Print Page | Close Window

Exported images >> original file size?

Printed From: Debenu Quick PDF Library - PDF SDK Community Forum
Category: For Users of the Library
Forum Name: I need help - I can help
Forum Description: Problems and solutions while programming with the Debenu Quick PDF Library and Debenu PDF Viewer SDK
URL: http://www.quickpdf.org/forum/forum_posts.asp?TID=2151
Printed Date: 28 Sep 24 at 10:52PM
Software Version: Web Wiz Forums 11.01 - http://www.webwizforums.com


Topic: Exported images >> original file size?
Posted By: Dave
Subject: Exported images >> original file size?
Date Posted: 15 Feb 12 at 6:27PM
Hi all,

C# user here (I'm using the dll).
I've had a good look around and I can't see anything that describes this problem. If there is, feel free to point me in the right direction!

My PDF's should only have one image on each page (the scanner vendor's app. makes image-only PDFs) and I need to extract the image in order to make some changes to it. It gets written to a new PDF much later in the process.

I'm using SaveImageDataToFile but my testing PDF, a two-page file of 43Kb, is exporting 11Mb images per page.

Interestingly, I created my test PDF with the same library...I know my original source image was a svelte 27Kb G4 TIFF!

Is there a way of exporting the image using anything like the same compression the PDF format itself must use? 
My alternative is to extract the resolution and dimensional data and use some third-party library (tifflib port for C#, anyone?) to compress my images into a more manageable (network-friendly) size.

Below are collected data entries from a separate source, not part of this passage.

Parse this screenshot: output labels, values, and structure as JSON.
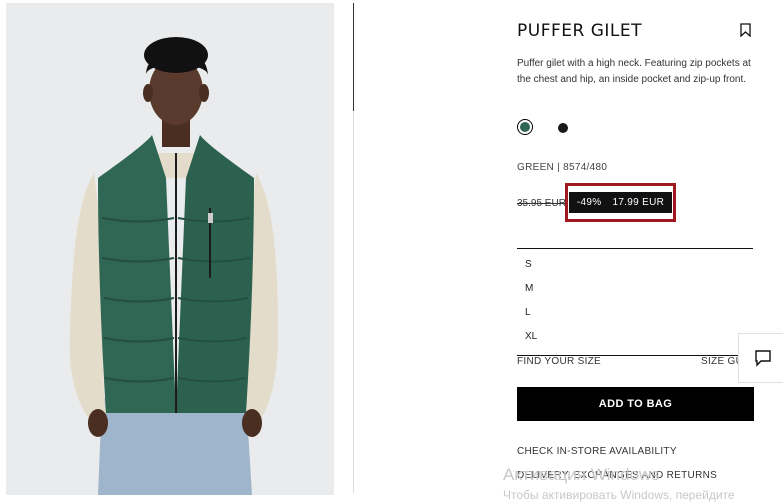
{
  "product": {
    "title": "PUFFER GILET",
    "description": "Puffer gilet with a high neck. Featuring zip pockets at the chest and hip, an inside pocket and zip-up front.",
    "color_ref": "GREEN | 8574/480",
    "old_price": "35.95 EUR",
    "discount": "-49%",
    "sale_price": "17.99 EUR",
    "swatches": [
      {
        "name": "green",
        "color": "#2f6654",
        "selected": true
      },
      {
        "name": "black",
        "color": "#1a1a1a",
        "selected": false
      }
    ]
  },
  "sizes": [
    "S",
    "M",
    "L",
    "XL"
  ],
  "find_size": "FIND YOUR SIZE",
  "size_guide": "SIZE GUIDE",
  "add_to_bag": "ADD TO BAG",
  "links": {
    "store": "CHECK IN-STORE AVAILABILITY",
    "delivery": "DELIVERY, EXCHANGES AND RETURNS"
  },
  "watermark": {
    "line1": "Активация Windows",
    "line2": "Чтобы активировать Windows, перейдите"
  },
  "colors": {
    "highlight_border": "#a01820",
    "button_bg": "#000000"
  }
}
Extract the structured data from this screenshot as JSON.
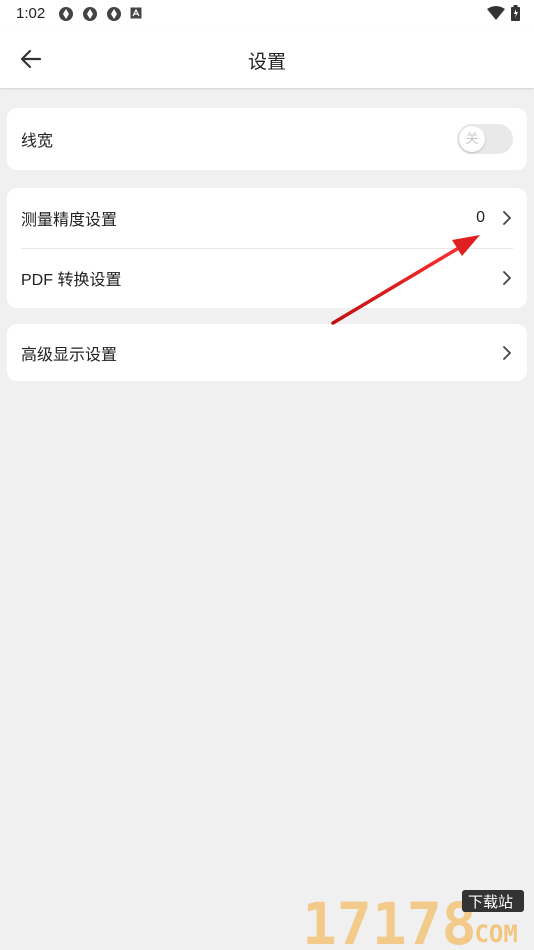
{
  "status_bar": {
    "time": "1:02",
    "icons_left": [
      "app-notification-icon",
      "app-notification-icon",
      "app-notification-icon",
      "a-box-icon"
    ],
    "icons_right": [
      "wifi-icon",
      "battery-icon"
    ]
  },
  "app_bar": {
    "title": "设置",
    "back_icon": "arrow-left-icon"
  },
  "settings": {
    "line_width": {
      "label": "线宽",
      "toggle_text": "关",
      "enabled": false
    },
    "measure_precision": {
      "label": "测量精度设置",
      "value": "0"
    },
    "pdf_convert": {
      "label": "PDF 转换设置"
    },
    "advanced_display": {
      "label": "高级显示设置"
    }
  },
  "annotation": {
    "arrow_color": "#e02020"
  },
  "watermark": {
    "big_text": "17178",
    "tag_text": "下载站",
    "domain_text": ".COM"
  },
  "colors": {
    "background": "#f0f0f0",
    "card": "#ffffff",
    "toggle_off": "#e9e9e9",
    "divider": "#e6e6e6"
  }
}
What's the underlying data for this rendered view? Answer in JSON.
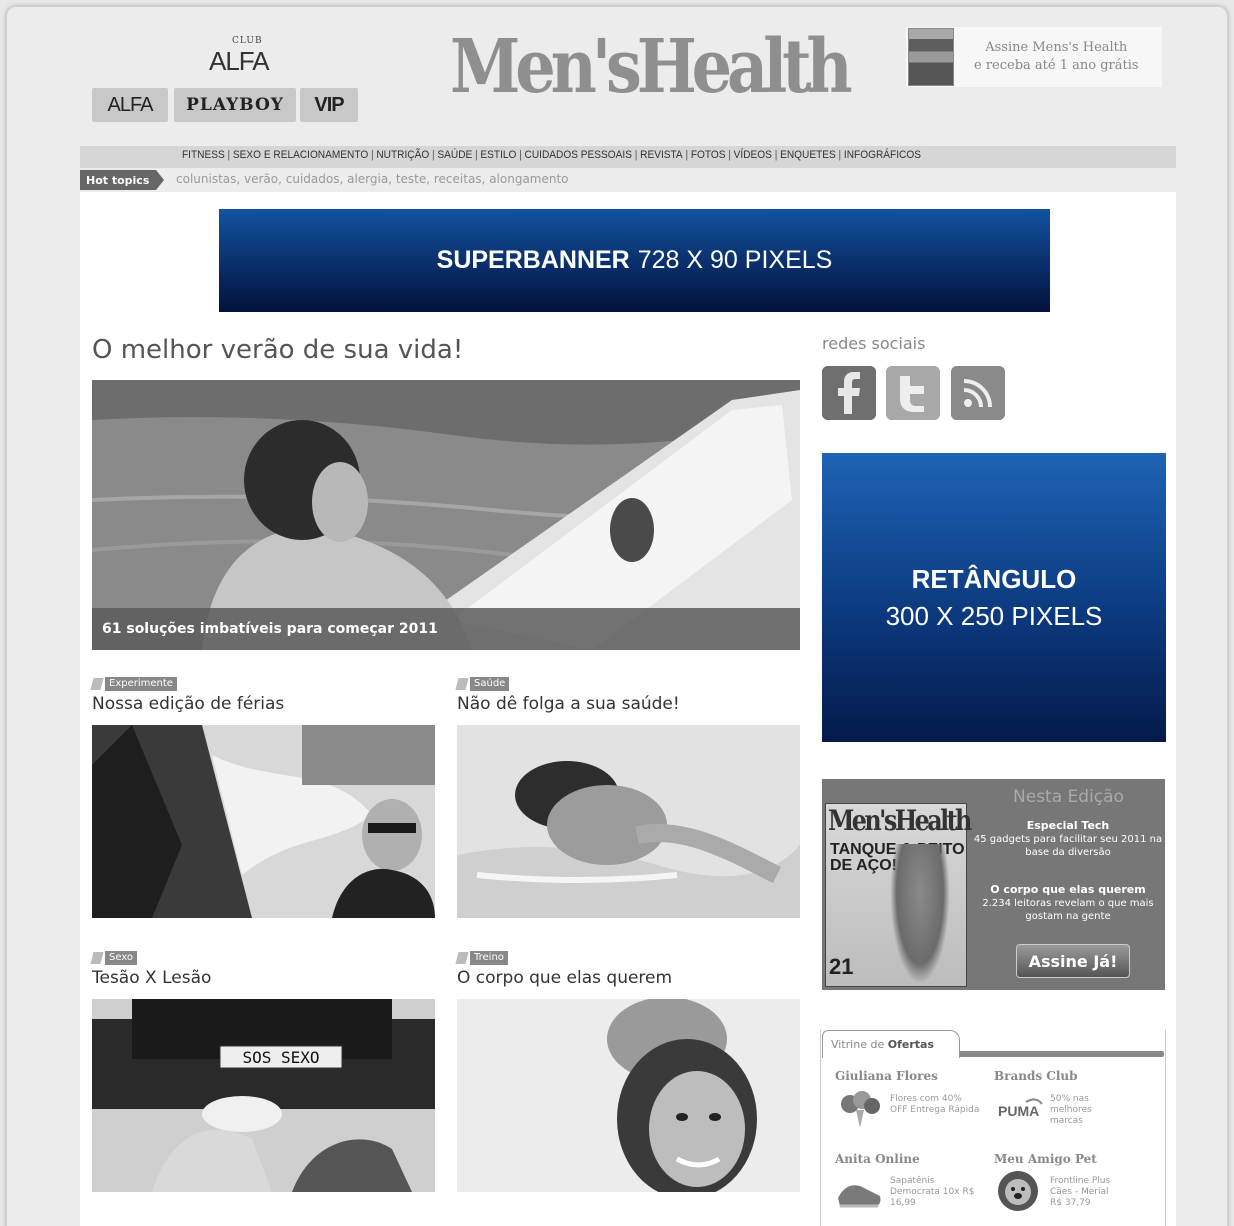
{
  "header": {
    "club_top": "CLUB",
    "club_alfa": "ALFA",
    "brands": [
      "ALFA",
      "PLAYBOY",
      "VIP"
    ],
    "logo": "Men'sHealth",
    "subscribe_line1": "Assine Mens's Health",
    "subscribe_line2": "e receba até 1 ano grátis"
  },
  "nav": {
    "items": [
      "FITNESS",
      "SEXO E RELACIONAMENTO",
      "NUTRIÇÃO",
      "SAÚDE",
      "ESTILO",
      "CUIDADOS PESSOAIS",
      "REVISTA",
      "FOTOS",
      "VÍDEOS",
      "ENQUETES",
      "INFOGRÁFICOS"
    ],
    "separator": "|",
    "hot_label": "Hot topics",
    "hot_topics": "colunistas, verão, cuidados, alergia, teste, receitas, alongamento"
  },
  "superbanner": {
    "bold": "SUPERBANNER",
    "size": "728 X 90 PIXELS"
  },
  "hero": {
    "title": "O melhor verão de sua vida!",
    "caption": "61 soluções imbatíveis para começar 2011"
  },
  "articles": [
    {
      "tag": "Experimente",
      "title": "Nossa edição de férias"
    },
    {
      "tag": "Saúde",
      "title": "Não dê folga a sua saúde!"
    },
    {
      "tag": "Sexo",
      "title": "Tesão X Lesão"
    },
    {
      "tag": "Treino",
      "title": "O corpo que elas querem"
    }
  ],
  "sidebar": {
    "redes_label": "redes sociais",
    "social": [
      "facebook-icon",
      "twitter-icon",
      "rss-icon"
    ],
    "retangulo_bold": "RETÂNGULO",
    "retangulo_size": "300 X 250 PIXELS",
    "nesta": {
      "heading": "Nesta Edição",
      "mag_logo": "Men'sHealth",
      "mag_headline": "TANQUE & PEITO DE AÇO!",
      "mag_number": "21",
      "item1_title": "Especial Tech",
      "item1_text": "45 gadgets para facilitar seu 2011 na base da diversão",
      "item2_title": "O corpo que elas querem",
      "item2_text": "2.234 leitoras revelam o que mais gostam na gente",
      "button": "Assine Já!"
    },
    "vitrine": {
      "tab_light": "Vitrine de",
      "tab_bold": "Ofertas",
      "shops": [
        {
          "name": "Giuliana Flores",
          "desc": "Flores com 40% OFF Entrega Rápida"
        },
        {
          "name": "Brands Club",
          "desc": "50% nas melhores marcas"
        },
        {
          "name": "Anita Online",
          "desc": "Sapatênis Democrata 10x R$ 16,99"
        },
        {
          "name": "Meu Amigo Pet",
          "desc": "Frontline Plus Cães - Merial R$ 37,79"
        }
      ]
    }
  },
  "license_plate": "SOS SEXO"
}
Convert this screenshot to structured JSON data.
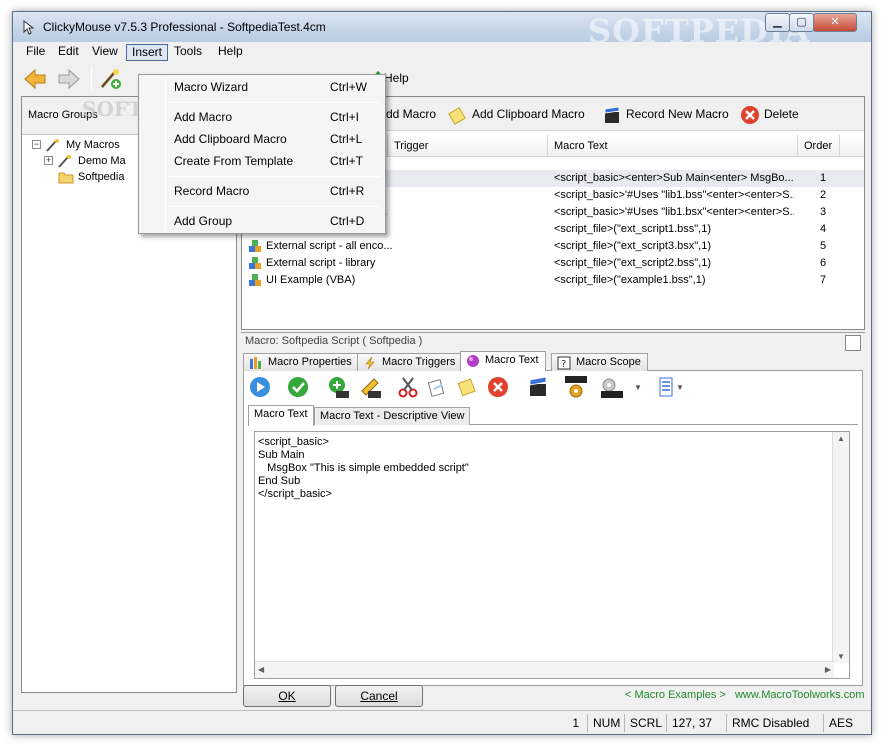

Any pointers or ideas most welcome.

Thanks!



Replies:
Posted By: Ingo
Date Posted: 15 Feb 12 at 7:38PM
Hi Dave!

The original images were inserted with the
original image properties shown as a snapshot
into the pdf-page. xtracting the image with the
original properties build the original image
again - so it's bigger?
You should use the RenderPage-functions
dealing with the dpi-values... this should
result in smaller files.

Cheers and welcome here,
Ingo



Posted By: Dave
Date Posted: 15 Feb 12 at 8:29PM
Hi Ingo and thanks for the welcome!

Good thinking - I didn't even see the GDI+ functions in there - but I've tried them and I'm still getting files that are well in excess of the original PDF sizes. My guess is that the GDI engine is using LZW compression for TIFF (and I don't blame it: without knowing the color depth, it's the safest 'small' option).
The GDI engine is also clipping the page slightly - printing margins, perhaps?

Hmm... the search goes on ;) 


Posted By: edvoigt
Date Posted: 15 Feb 12 at 8:49PM
Hi Dave,

with 43KB is your PDF indeed rather small, so that images inside would (I guess) be high compressable and have high resolution too.

For easy rendering look at this and use the right box (cropbox or trimbox at most)
http://www.quickpdf.org/forum/size-reduction-and-dpi_topic2146.html - http://www.quickpdf.org/forum/size-reduction-and-dpi_topic2146.html

The rendering-idea is no solution, if you need the images in original dimensions.

Cheers,
Werner


Posted By: Dave
Date Posted: 15 Feb 12 at 9:04PM
My test image is black and white - most of the guys here will scan in 1-bit - so the images are small. But: I will have to allow for the occasional 32-bit color image as well.
I wonder:....if the scanning app. makes jpg files when it is asked for color? Now that would make my life easy! I'll check!
Thanks for your comment, Werner. I think you're right that rendering won't work!

Best, (MfG Werner)
Dave 


Posted By: edvoigt
Date Posted: 16 Feb 12 at 9:56AM
Hi,

if we calculate without compression and headerinformations, one pixel in a b/w-image uses one bit. But in a fullcolor-format every pixel has four bytes. This is a (uncompressed) factor of 8*32=256! So 43KB grows up to approx. 11MB. So it's clear where the size comes.

But the question is why.

You should try to make your tests around getting your knowledge about the image inside. You may ask for imagetype, resolution and sizes. I guess, that QuickPDF is thinking, the embedded image is a jpg, but I guess only...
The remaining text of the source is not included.